Denyut Yang Diuji



Senin ke-2 datang tanpa hujan.


Langit di atas PT Gelumbang Halal Food Industries (GHFI) tampak cerah, terlalu cerah untuk hati Nur yang sejak pagi terasa berat. Di dalam tas selempangnya, boneka Matryoshka itu masih ada. Nur tidak pernah mengeluarkannya sejak Kamis lalu. Seperti sesuatu yang bukan sekadar benda—melainkan pertanyaan yang belum terjawab.


Di area parkiran, suara langkah kaki terdengar. Nur refleks menoleh.


Rustam.


Masih tinggi. Masih tegap. Jaket kulit yang sama. Tapi kali ini, tidak ada senyum kaku yang biasanya muncul lebih dulu. Helm dilepas, wajahnya datar. Profesional. Jauh.


Nur berdiri di tempat, seolah menunggu aba-aba yang tak kunjung datang.


“Pagi, Nur,” kata Rustam akhirnya.


“Pagi,” jawab Nur pelan.


Tak ada basa-basi. Tak ada candaan. Tak ada foto.

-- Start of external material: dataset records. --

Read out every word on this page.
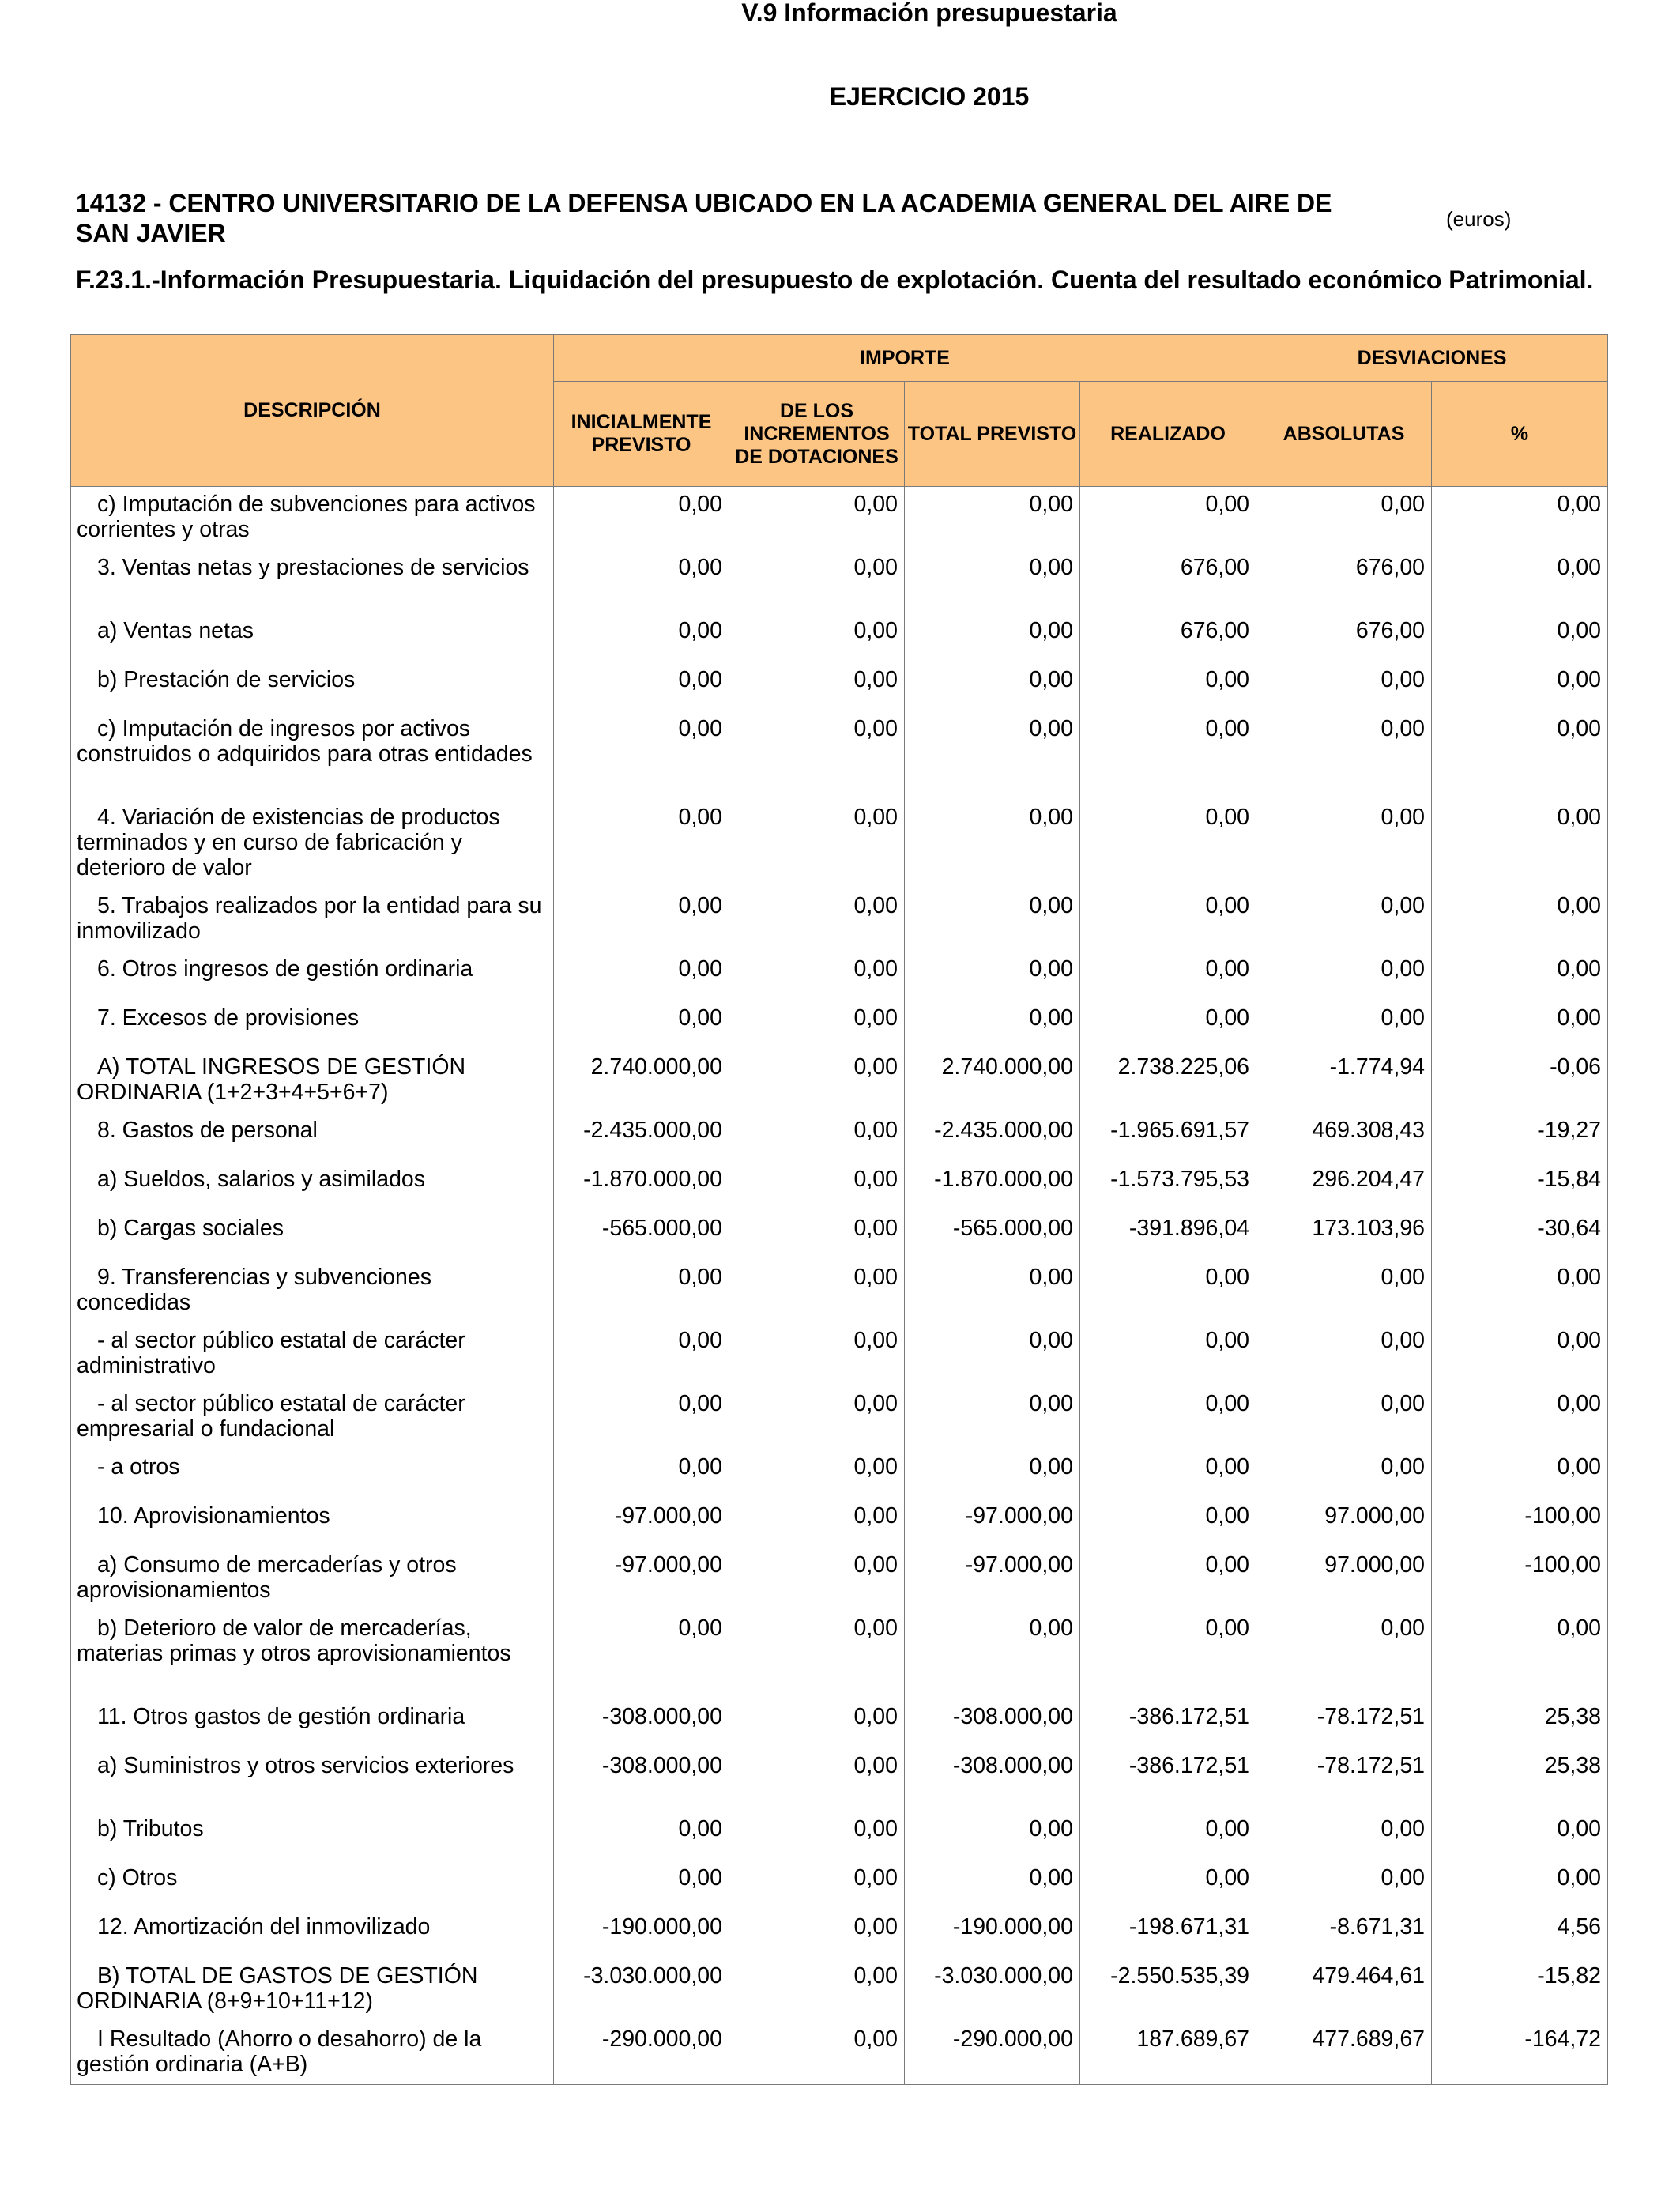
V.9 Información presupuestaria
EJERCICIO 2015
14132 - CENTRO UNIVERSITARIO DE LA DEFENSA UBICADO EN LA ACADEMIA GENERAL DEL AIRE DE SAN JAVIER	(euros)
F.23.1.-Información Presupuestaria. Liquidación del presupuesto de explotación. Cuenta del resultado económico Patrimonial.
DESCRIPCIÓN	IMPORTE				DESVIACIONES	
	INICIALMENTE PREVISTO	DE LOS INCREMENTOS DE DOTACIONES	TOTAL PREVISTO	REALIZADO	ABSOLUTAS	%
c) Imputación de subvenciones para activos corrientes y otras	0,00	0,00	0,00	0,00	0,00	0,00
3. Ventas netas y prestaciones de servicios	0,00	0,00	0,00	676,00	676,00	0,00
a) Ventas netas	0,00	0,00	0,00	676,00	676,00	0,00
b) Prestación de servicios	0,00	0,00	0,00	0,00	0,00	0,00
c) Imputación de ingresos por activos construidos o adquiridos para otras entidades	0,00	0,00	0,00	0,00	0,00	0,00
4. Variación de existencias de productos terminados y en curso de fabricación y deterioro de valor	0,00	0,00	0,00	0,00	0,00	0,00
5. Trabajos realizados por la entidad para su inmovilizado	0,00	0,00	0,00	0,00	0,00	0,00
6. Otros ingresos de gestión ordinaria	0,00	0,00	0,00	0,00	0,00	0,00
7. Excesos de provisiones	0,00	0,00	0,00	0,00	0,00	0,00
A) TOTAL INGRESOS DE GESTIÓN ORDINARIA (1+2+3+4+5+6+7)	2.740.000,00	0,00	2.740.000,00	2.738.225,06	-1.774,94	-0,06
8. Gastos de personal	-2.435.000,00	0,00	-2.435.000,00	-1.965.691,57	469.308,43	-19,27
a) Sueldos, salarios y asimilados	-1.870.000,00	0,00	-1.870.000,00	-1.573.795,53	296.204,47	-15,84
b) Cargas sociales	-565.000,00	0,00	-565.000,00	-391.896,04	173.103,96	-30,64
9. Transferencias y subvenciones concedidas	0,00	0,00	0,00	0,00	0,00	0,00
- al sector público estatal de carácter administrativo	0,00	0,00	0,00	0,00	0,00	0,00
- al sector público estatal de carácter empresarial o fundacional	0,00	0,00	0,00	0,00	0,00	0,00
- a otros	0,00	0,00	0,00	0,00	0,00	0,00
10. Aprovisionamientos	-97.000,00	0,00	-97.000,00	0,00	97.000,00	-100,00
a) Consumo de mercaderías y otros aprovisionamientos	-97.000,00	0,00	-97.000,00	0,00	97.000,00	-100,00
b) Deterioro de valor de mercaderías, materias primas y otros aprovisionamientos	0,00	0,00	0,00	0,00	0,00	0,00
11. Otros gastos de gestión ordinaria	-308.000,00	0,00	-308.000,00	-386.172,51	-78.172,51	25,38
a) Suministros y otros servicios exteriores	-308.000,00	0,00	-308.000,00	-386.172,51	-78.172,51	25,38
b) Tributos	0,00	0,00	0,00	0,00	0,00	0,00
c) Otros	0,00	0,00	0,00	0,00	0,00	0,00
12. Amortización del inmovilizado	-190.000,00	0,00	-190.000,00	-198.671,31	-8.671,31	4,56
B) TOTAL DE GASTOS DE GESTIÓN ORDINARIA (8+9+10+11+12)	-3.030.000,00	0,00	-3.030.000,00	-2.550.535,39	479.464,61	-15,82
I Resultado (Ahorro o desahorro) de la gestión ordinaria (A+B)	-290.000,00	0,00	-290.000,00	187.689,67	477.689,67	-164,72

Mereka berjalan beriringan menuju gedung administrasi. Langkah Rustam sedikit lebih cepat dari biasanya. Nur harus menyesuaikan langkahnya, seperti seseorang yang takut tertinggal—atau memang sedang ditinggalkan.


-----


Sedangkan di ruangan Bu Dea, ia nampak sedang menelpon klien.


Bu Dea: "Iya, Pak. Mohon maaf, ada kendala teknis di pabrik kami. Pemesanan kemungkinan diundur."


Bu Dea menunggu jawaban di seberang telpon.


Bu Dea melanjutkan: "Baik, Pak. Terima kasih atas kepercayaannya."


Telpon ditutup, Bu Dea menghela nafas panjang. Ia lantas bergegas meninggalkan ruangan, untuk kemudian menuju ke ruang Pak Hadi. Bu Dea mengetuk pintu.


Pak Hadi, "Masuk!"


Bu Dea masuk menemui Pak Hadi, ternyata di sana ada Pak Budi dan Pak Slamet.


Bu Dea, "Urusan klien sudah beres, Pak Hadi. Ada yang marah, karena pesanan tak datang sesuai rencana. Ada yang maklum."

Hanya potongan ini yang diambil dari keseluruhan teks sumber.